Lagniappe (la·gniappe) noun ˈlan-ˌyap,’ – 1. An extra or unexpected gift or benefit. 2. Something given or obtained as a gratuity or bonus.
When we sat down with Damien Jurado a few years back, the conversation turned to television. The Twilight Zone, Elvira’s Movie Macabre, The Outer Limits, Kung Fu…For a young Jurado, these shows formed a kind of cultural tapestry, one that would eventually find its way into his quiet and mysterious folk songs. “It all comes back,” he said. “There’s the spiritual influence, there’s the television influence as a young kid. It all plays into it.”
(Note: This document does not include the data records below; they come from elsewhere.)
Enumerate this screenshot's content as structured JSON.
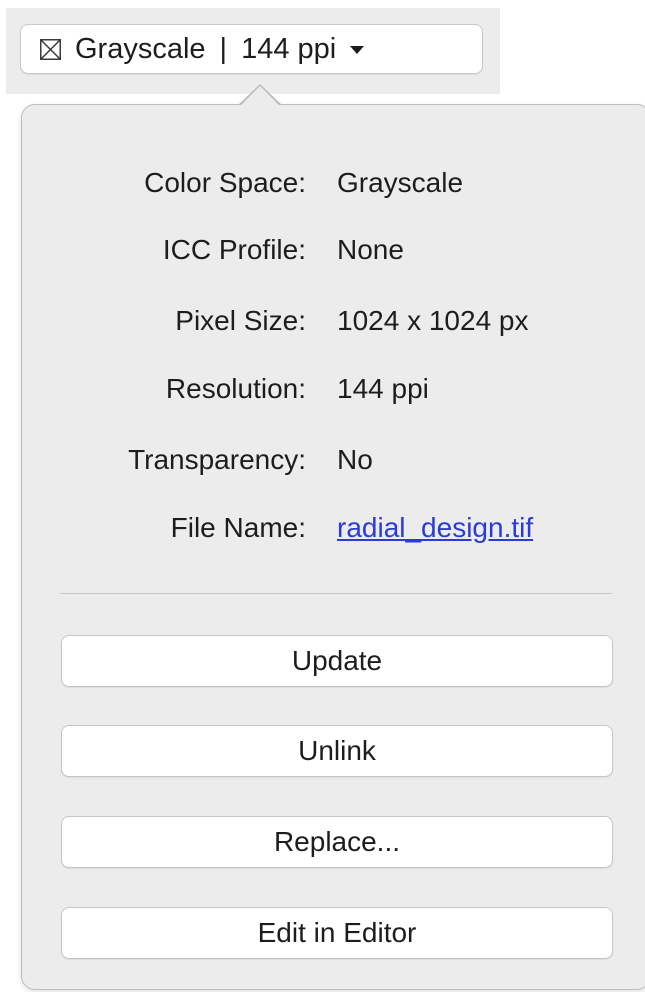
{
  "dropdown": {
    "icon": "image-placeholder-icon",
    "color_mode": "Grayscale",
    "separator": "|",
    "resolution": "144 ppi"
  },
  "info": {
    "rows": [
      {
        "label": "Color Space:",
        "value": "Grayscale"
      },
      {
        "label": "ICC Profile:",
        "value": "None"
      },
      {
        "label": "Pixel Size:",
        "value": "1024 x 1024 px"
      },
      {
        "label": "Resolution:",
        "value": "144 ppi"
      },
      {
        "label": "Transparency:",
        "value": "No"
      },
      {
        "label": "File Name:",
        "value": "radial_design.tif"
      }
    ]
  },
  "actions": {
    "update_label": "Update",
    "unlink_label": "Unlink",
    "replace_label": "Replace...",
    "edit_label": "Edit in Editor"
  },
  "colors": {
    "panel_background": "#ececec",
    "link": "#2a3bd8",
    "button_background": "#ffffff"
  }
}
Jurado’s latest, In The Shape of a Storm, finds him once again pulling elements out of the nostalgia slipstream. Though less science fiction and supernaturally informed than the records he made with the late, great Richard Swift, it’s no less evocative. Its songs often play out like half-remembered episodes of a forgotten sitcom, transmitted through the static and picked up by ever sensitive antennae.
For his first-ever Lagniappe Session, Damien selected a number of classic theme songs. What he uncovers in them he explains here, in his own words.
First of all, the Gimme a Break theme song is one of my favorite theme songs probably ever. It packs a punch, it is in your face, and really shows off the power of actress Nell Carter. Carter was not only a star of TV and screen, but also of stage. She received a Tony for her role in Ain’t Misbehavin’ (1978).
As you could tell by this list, there are many versions of the Gimme a Break theme song. I prefer season one because it’s the original. There’s no fanfare as one will notice in later versions of this song. It’s raw and almost demo-like in quality. With this song, as with other songs on my list, I am not trying to duplicate but instead honor and give praise where praise is due. And Nell Carter deserves all the praise she can get.
The season three version of Gimme a Break changes in style. The new stylistic approach to this version gives a nod to popular groups of its time. For example, the Pointer Sisters, who were dominating the charts in the early to mid 1980s. Carter was not only a fan of the group, but I believe close personal friends with the Pointer Sisters, who make an appearance in Season two, Episode 17. I like this version.
Where to begin? How about with one of the most recognizable TV theme songs ever. Many people may not know this, but Family Ties too has many versions of its theme song. I chose, yet again, season one. It is schmaltzy soft rock at its finest, and I am absolutely in love with it. I mean, come on! How could you not be?
For me this song is such an ear worm. You hear it once, and it never leaves your head. Try to find me another song with more key changes than this theme song, and I’ll wish you the best of luck. It’ll never happen.
Number one, this show is amazing. Number two, this song is amazing. That’s all I can really say. Eternal praise goes out to my friend and collaborator Josh Gordon for nailing this guitar solo. Not an easy feat for even the bravest of players.
P.S. If anybody out there reading this knows how to get this song in the hands of Howard Hesseman, please do immediately tell him I am forever and eternally grateful for what he brought to the character Johnny Fever.
This song is funky. My version is not.
Hands down, the most timeless and beautiful TV theme song of all time. This show’s theme song matches lead character Mary Tyler Moore so spot-on, and you don’t see that happen very often if ever. It’s as if the producers went to songwriter Sonny Curtis and said, “You see this person? Write her soundtrack.” Very reminiscent of other songs of its time like the Midnight Cowboy theme song and Jimmy Webb’s “Galveston.” This song is a timeless classic to which I have always wanted to give a nod. Believe it or not, it is a huge influence on my own catalog.
A huge thank you to the folks at Aquarium Drunkard for allowing me to take part in this very fun project. Please look forward to my next installment of TV show theme songs should they allow me.